落ち着いて来ましたので投稿を再開します。

ゆっくり更新します。


読んで頂けると嬉しいです。


「父上に報告しないといけないな」


アイカ達が帰った後の執務室にトニカート、ノイド、ライラがいる。


「こんなに次々と新しい物を出してしまうなんて」

「本当に、すごいというか、何というか」

「まぁ、父上と相談してくるよ」


『はあぁ』


3人のため息が部屋の中に響いた。





数日後のヤマニーラ伯爵家の執務室で当主ネイキン・ヤマニーラ伯爵、嫡男シュミット、次男トニカートがソファに座って話し合っていた。


「これが後染めの布です」

トニカートが出した布を二人が手に取っている。


ガイト村で染めた丸柄染めと縦柄染めの布だ。


「「はあぁ」」

「父上、兄上、ため息が大きいですよ」


「トニカート、何故次から次へと新しい物が出て来るのだ」


「今は柄替えの布団を準備しているところなんだがなぁ」


「あぁ、私もそう思いますね。ハハハ」


「「「ハハハ」」」


部屋の中に3人の乾いた笑いが響く。


「それで、トニカート、この布はどうするつもりだ」


「はい父上。ドレス用の布にして、セリーナに贈るのはどうでしょうか」


「セリーナか」


「そうだな。セリーナだけでなく王妃様にもお渡ししよう。色や柄違いの物なら問題ないだろう」


「王太子妃様はどうする?」


「兄上、私は必要無いと思います」


「そうだな。我が家がアイカの事で王太子と王太子妃を嫌っているのは皆、承知してるからな。やめておこう。もし、兄上が、シルキート公爵家が何か言ってきても気にしなくて良い。私がお相手する」


「はい、では、今年の社交シーズン始めにある王家主催の舞踏会に間に合うように手配いたします」


「頼んだ」


「あ、そうだ。父上も兄上も舞踏会に参加されますよね。母上と義姉上の物はどうされますか」


「要るな。準備しないと後が怖い。すまんが頼む」


「はい。承知致しました」







トニカート様がガイト村に戻られ、献上する為の布の試作が始まった。

機織りはモリーナさん。私は絞りの柄の担当なんだけれど  難しい。


国の最高位の方々なので同じな物は勿論、似ている物も避けなければいけない。

染め色はカイル兄が研究してくれる。

陛下や第二王子エリック様、ヤマニーラ伯爵、シュミット様の髪色や目の色を出すのに苦労しているみたい。

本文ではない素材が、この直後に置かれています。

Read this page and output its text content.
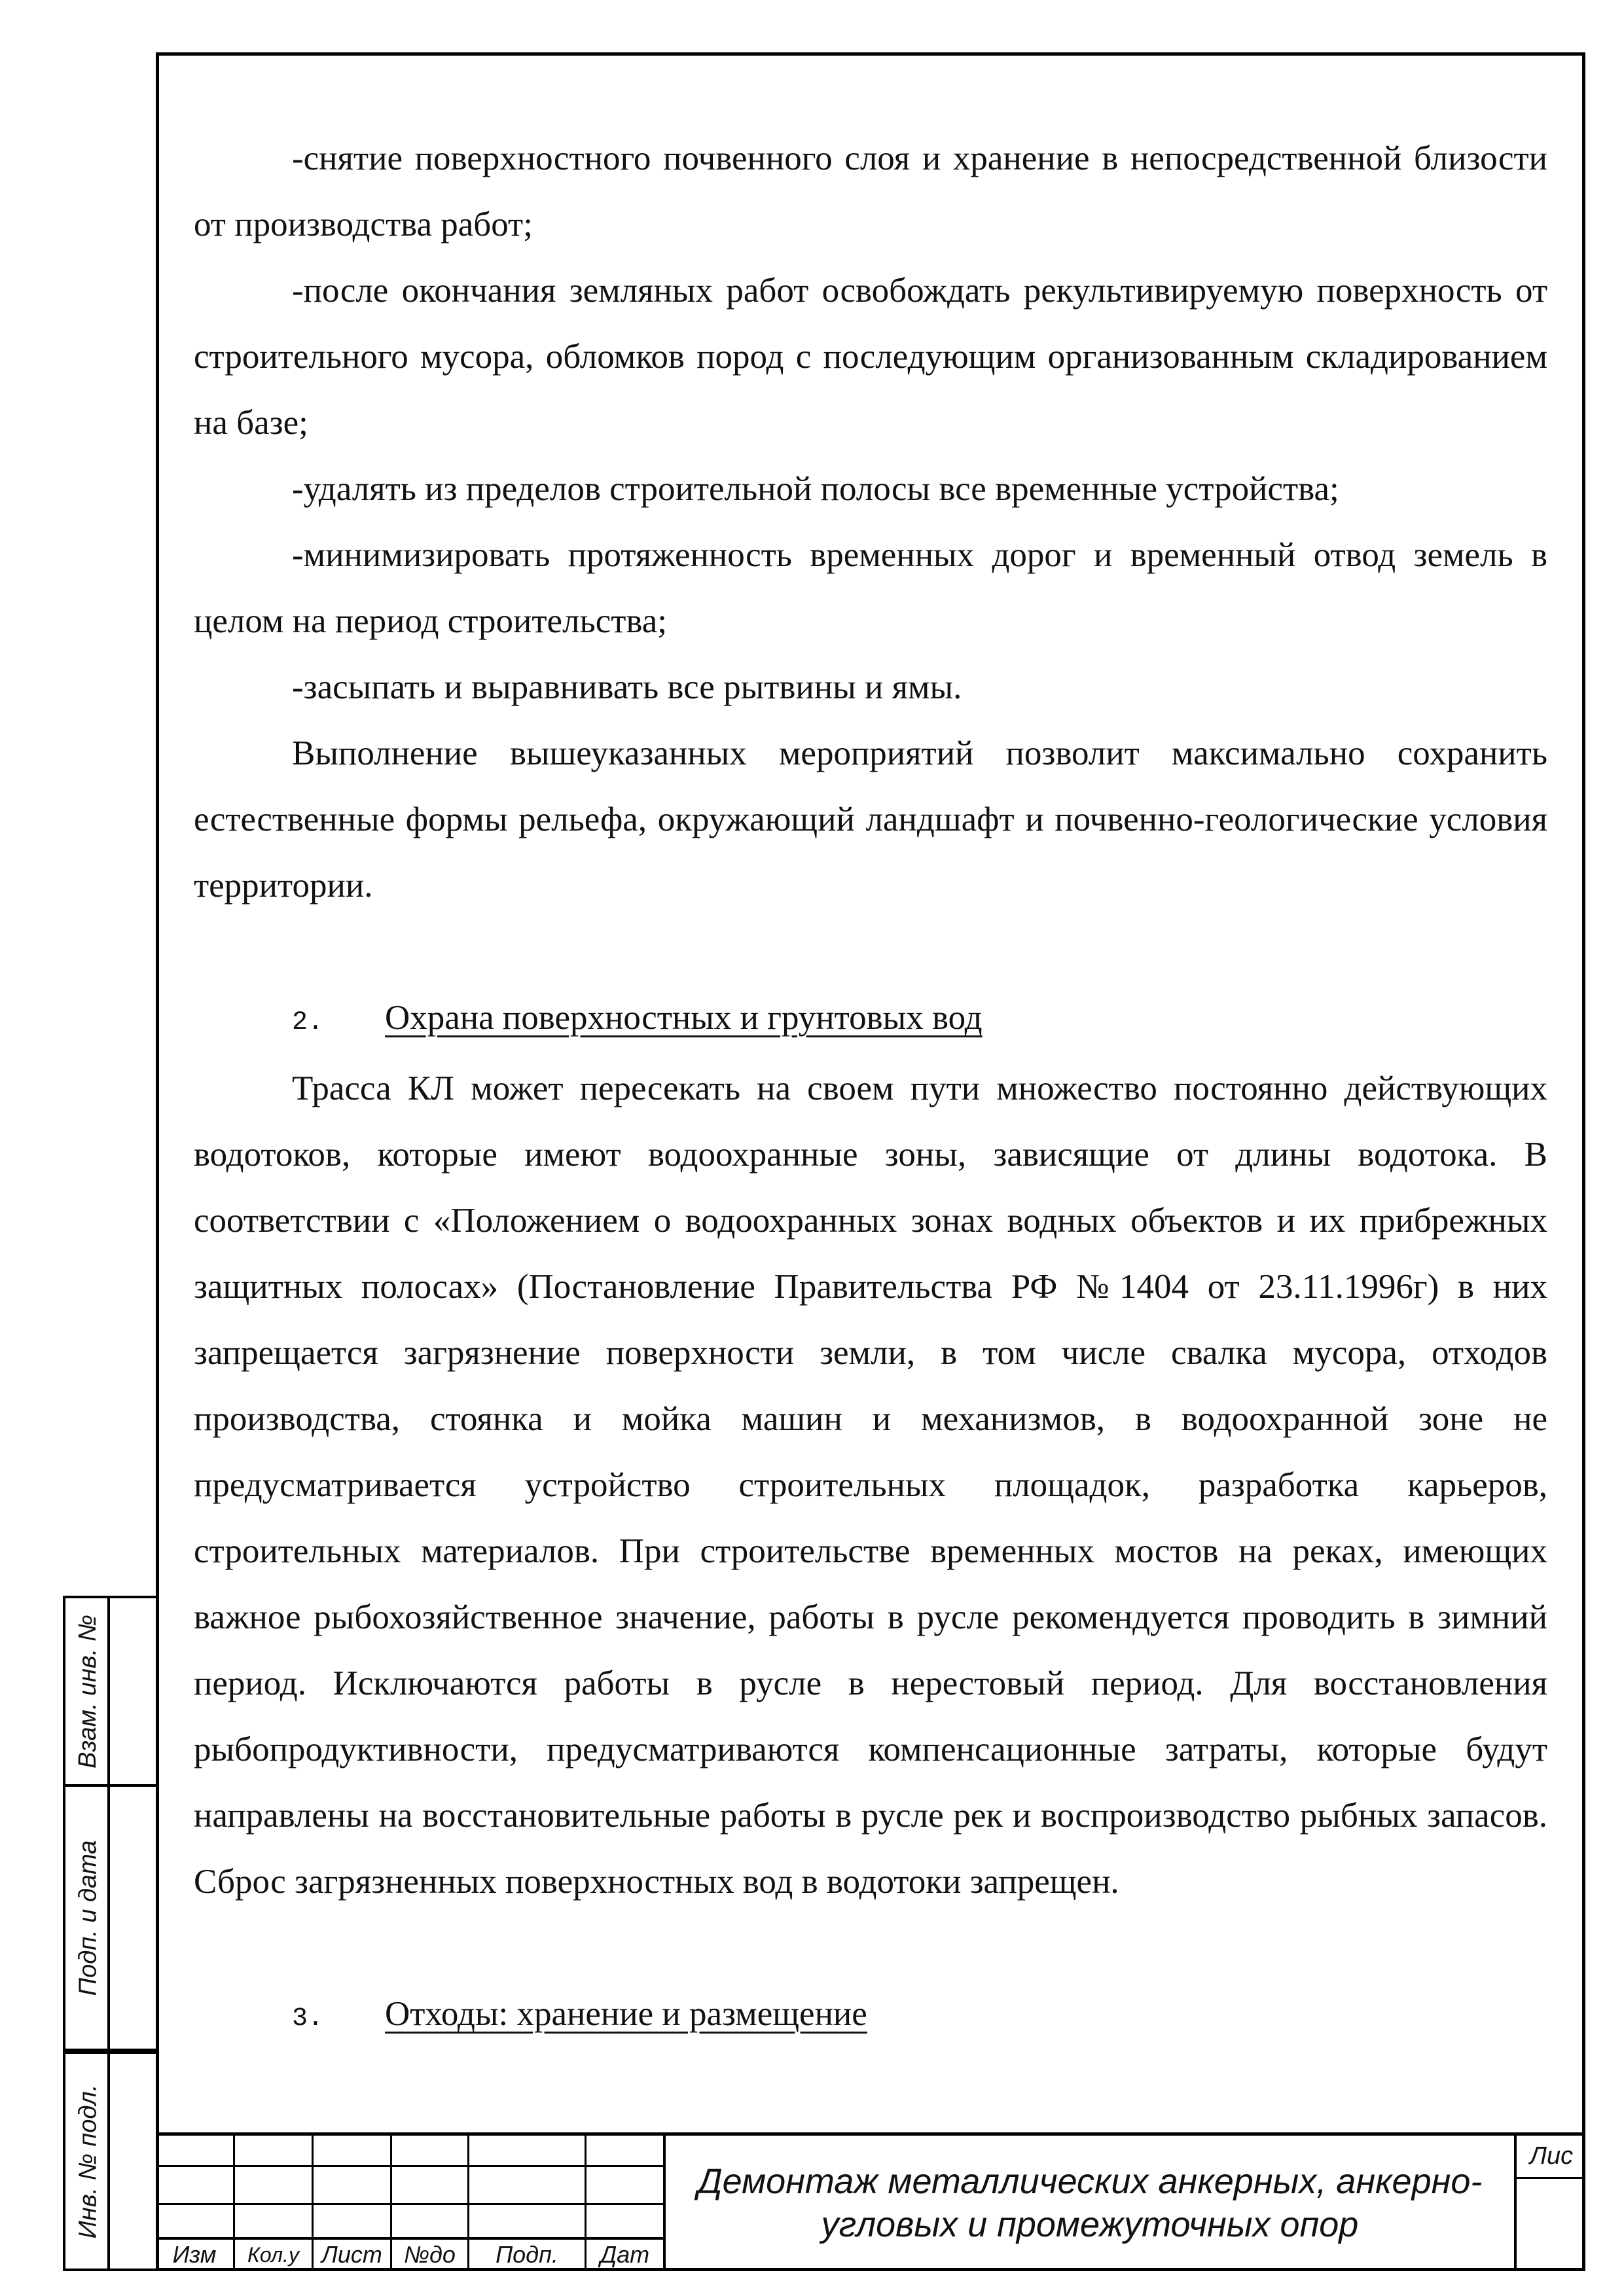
-снятие поверхностного почвенного слоя и хранение в непосредственной близости от производства работ;

-после окончания земляных работ освобождать рекультивируемую поверхность от строительного мусора, обломков пород с последующим организованным складированием на базе;

-удалять из пределов строительной полосы все временные устройства;

-минимизировать протяженность временных дорог и временный отвод земель в целом на период строительства;

-засыпать и выравнивать все рытвины и ямы.

Выполнение вышеуказанных мероприятий позволит максимально сохранить естественные формы рельефа, окружающий ландшафт и почвенно-геологические условия территории.

2. Охрана поверхностных и грунтовых вод

Трасса КЛ может пересекать на своем пути множество постоянно действующих водотоков, которые имеют водоохранные зоны, зависящие от длины водотока. В соответствии с «Положением о водоохранных зонах водных объектов и их прибрежных защитных полосах» (Постановление Правительства РФ №1404 от 23.11.1996г) в них запрещается загрязнение поверхности земли, в том числе свалка мусора, отходов производства, стоянка и мойка машин и механизмов, в водоохранной зоне не предусматривается устройство строительных площадок, разработка карьеров, строительных материалов. При строительстве временных мостов на реках, имеющих важное рыбохозяйственное значение, работы в русле рекомендуется проводить в зимний период. Исключаются работы в русле в нерестовый период. Для восстановления рыбопродуктивности, предусматриваются компенсационные затраты, которые будут направлены на восстановительные работы в русле рек и воспроизводство рыбных запасов. Сброс загрязненных поверхностных вод в водотоки запрещен.

3. Отходы: хранение и размещение

Взам. инв. №
Подп. и дата
Инв. № подл.
Изм	Кол.у Лист №до	Подп.	Дат
Демонтаж металлических анкерных, анкерно-
угловых и промежуточных опор
Лис
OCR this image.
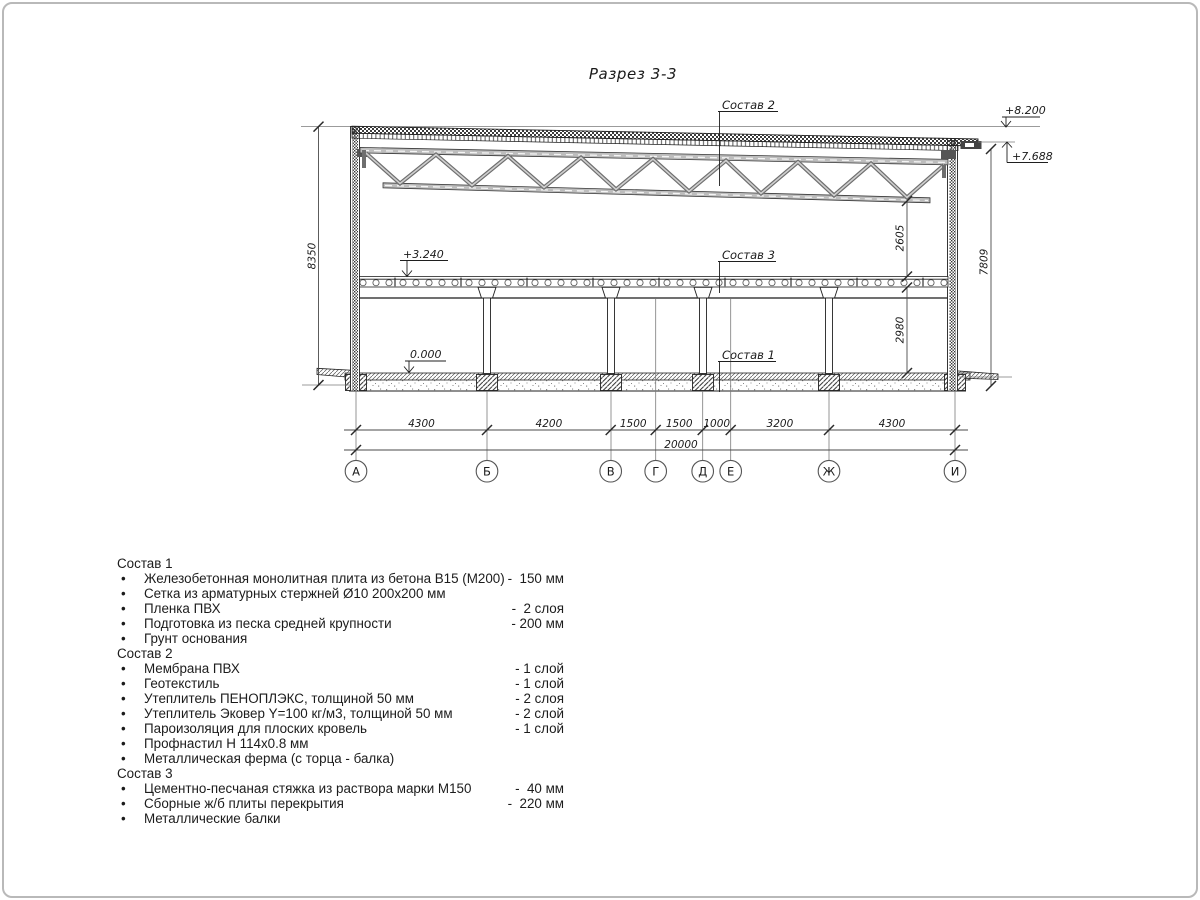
Разрез 3-3
Состав 2
Состав 3
Состав 1
+8.200
+7.688
+3.240
0.000
8350	7809
2605
2980
4300	4200	1500 1500 1000	3200	4300
20000
А	Б	В	Г	Д Е	Ж	И
Состав 1
•	Железобетонная монолитная плита из бетона В15 (М200) -  150 мм
•	Сетка из арматурных стержней Ø10 200x200 мм
•	Пленка ПВХ	-  2 слоя
•	Подготовка из песка средней крупности	- 200 мм
•	Грунт основания
Состав 2
•	Мембрана ПВХ	- 1 слой
•	Геотекстиль	- 1 слой
•	Утеплитель ПЕНОПЛЭКС, толщиной 50 мм	- 2 слоя
•	Утеплитель Эковер Y=100 кг/м3, толщиной 50 мм	- 2 слой
•	Пароизоляция для плоских кровель	- 1 слой
•	Профнастил Н 114x0.8 мм
•	Металлическая ферма (с торца - балка)
Состав 3
•	Цементно-песчаная стяжка из раствора марки М150	-  40 мм
•	Сборные ж/б плиты перекрытия	-  220 мм
•	Металлические балки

三ヶ月後、試行錯誤の末、何とか献上する事が出来た。今回は王妃様とセリーナ様だけで無く、セリーナ様のお子様双子のジェイン王子様、アイカ王女様用の織布も水色とピンクで染めて献上した。

とても綺麗に染まったと思う。


シュミット様から我が家とモリーナさんライドさんの家族に褒美をくださると言われたため

私達二家族で相談してドレスの絵画をお願いした。


「妻や母上の物は大丈夫だが、王妃様やセリーナの分は許可を得てからになる。それでも良いだろうか」


シュミット様は悩んでいらしたが聞くだけは聞いて頂けるようだ。


あの織布がどうなるか見たいのは皆同じだったので私達は頷いた。


「すぐに大量の注文が来るだろうから出来るだけの準備をしていてくれ」


シュミット様はトニカート様に向かって疲れたように微笑まれた。







社交シーズンは王家主催の舞踏会から始まる。ヤマニーラ伯爵は辺境伯爵の為領地を長く空ける事は出来ない。

毎年始めの王家の舞踏会に参加後領地に戻る。

しかし今年は違った。兎に角来客が多く、しかもほぼ全てが織布、布団などの特産品の売買依頼だった。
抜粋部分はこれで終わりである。